Heute gibt es wieder eine neue Folge „Bildungsbloggen mit Caro“, die euch jetzt mal ‘ne Runde von ihrem Ausflug nach Bath erzählt. Da war sie nämlich heute mit Aline, Laurianne und Mathilde. Wer von Bath noch nie irgendwas gehört hat, dem sei gesagt, dass es sich dabei um eine 85.000 Einwohner-Stadt etwa 20 km östlich von Bristol handelt, die bereits vor 2000 Jahren auf Grund ihrer Thermalquellen von den Römern besiedelt wurde. Zu historisch? Dann versuchen wir es mal mit Literatur: Die gute Jane Austen, „Stolz und Vorurteil“ oder „Emma“, hat sich nämlich eine Weile später als die Römer auch am River Avon nieder gelassen und von 1801 bis 1806 fleißig Romane geschrieben, die heute vorzugsweise uns Anglistikstudenten vorgesetzt werden und mit Keira Knightley oder Gwyneth Paltrow in der Hauptrolle über Kino-Leinwände flackern. Das also zum Thema Bath.

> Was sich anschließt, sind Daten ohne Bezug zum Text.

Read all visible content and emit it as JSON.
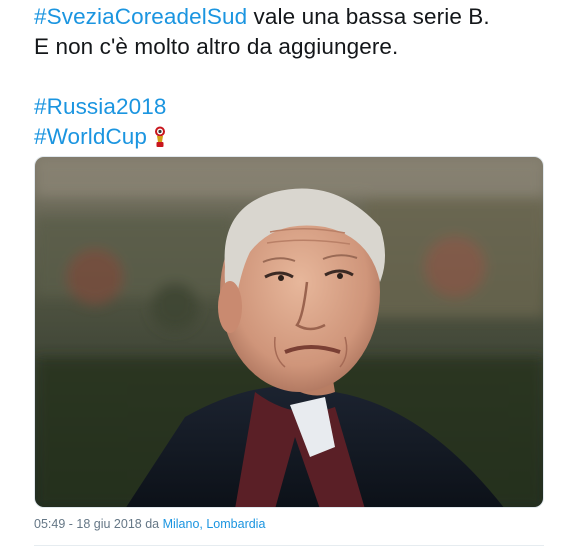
{
  "tweet": {
    "line1": {
      "hashtag": "#SveziaCoreadelSud",
      "text": " vale una bassa serie B."
    },
    "line2": "E non c'è molto altro da aggiungere.",
    "hashtags": [
      "#Russia2018",
      "#WorldCup"
    ],
    "emoji": "world-cup-trophy-icon"
  },
  "media": {
    "alt_subject": "man-in-dark-coat-photo"
  },
  "meta": {
    "time_date": "05:49 - 18 giu 2018 da ",
    "location": "Milano, Lombardia"
  },
  "colors": {
    "link": "#1b95e0",
    "text": "#14171a",
    "meta": "#657786"
  }
}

Nein Quatsch, etwas mehr kann ich ja schon noch berichten. Heute morgen um 10 Uhr sind wir mit dem Zug von Bristol Richtung Bath gefahren und die Zugfahrt, dauerte im Übrigen wahnsinnige 15 Minuten, war ja so niedlich. Naja, nicht wirklich die Zugfahrt, aber das, was man draußen vorbeiziehen sah. Englischer geht es echt nicht mehr. So niedliche Wiesen und Hecken, kleine niedliche Cottages und pompöse Landsitze – einfach toll. Bath selbst ist angeblich auch ziemlich nobel, zumindest hört man das immer wieder, wenn es ums Thema Mietpreise und Shoppen geht, allerdings haben wir ja vorrangig Sightseeing betrieben und Schaufenster begutachtet. Richtig intensiv haben wir uns vor allem mit dem Römischen Bad und der Bath Abbey beschäftigt, die direkt nebeneinander liegen. Ich persönlich hatte ja irgendwie erwartet, dass die römischen Quellen sich etwas außerhalb des Stadtzentrums befinden, aber die liegen tatsächlich mitten in der Hauptgeschäftsstraße, in der Lindt-Schokolade übrigens als die Spezialität schlechthin verkauft wird. Nun ja, „The Roman Bath“ ist Baths Hauptattraktion und das merkt man nicht nur an den relativ hohen Eintrittspreisen, die wir dank eines 2für1-Gutscheins und Studentenausweises geschickt mehr als halbieren konnten, sondern vor allem an den Menschenmassen, die sich durch das Museum quetschen, dem Bill Bryson persönlich übrigens seine Stimme für den Audio-Guide geliehen hat. Wir sind also etwa zwei Stunden, gepresst wie die Sardinen, auf den Spuren der Römer gewandelt, haben Mosaike, Artefakte und (k)nackige Hintern beguckt; um dann natürlich auch das Wasser zu testen, das ganz schön warm war und ziemlich dampfte – das nur mal als Anmerkung, falls das auf den Fotos nicht so rüber kommt. Die Bath Abbey ist halt ‘ne Kirche – zwar eine ganz schöne mit witzigen Ornamenten und schönen Fenstern, aber nicht wirklich spektakulär oder irgendwie weltbewegend anders als andere Gotteshäuser. Amüsant ist nur, dass an der Fassade die Himmelsleiter dargestellt ist, an der alle Engel hinauf klettern und einer wieder nach unten muss. Zu genial! Nach unserem Kulturprogramm ging’s dann auf eine leckere heiße Schokolade ins Riverside Café und danach noch mal auf Schaufensterbummel durch die Innenstadt. Gegen Abend wurde es uns dann aber doch langsam zu kalt, also wieder zurück in den Zug und ab nach Hause, schließlich wollen wir im Frühjahr ja auch noch was zum Angucken haben, wenn wir nochmal nach Bath fahren.

*** English version:

Here we have today’s brandnew episode of „Educational blogging with Caro“ who is now going to tell you a bit about her trip to Bath where she’s been to with Aline, Laurianne and Mathilde today. Who hasn’t ever heard of Bath before should know that Bath is a city with approximately 85,000 inhabitants, lying 13 miles east of Bristol, that was settled by Romans because of its hot springs around 2000 years ago. The ones of you that are more into literature will probably know Jane Austen, “Pride and Prejudice“ or „Emma“who did the same as the Romans just a bit later and not to do some wellness, but to write novels preferebly given to English students at university or shown in cinemas starring Keira Knightley or Gwyneth Paltrow.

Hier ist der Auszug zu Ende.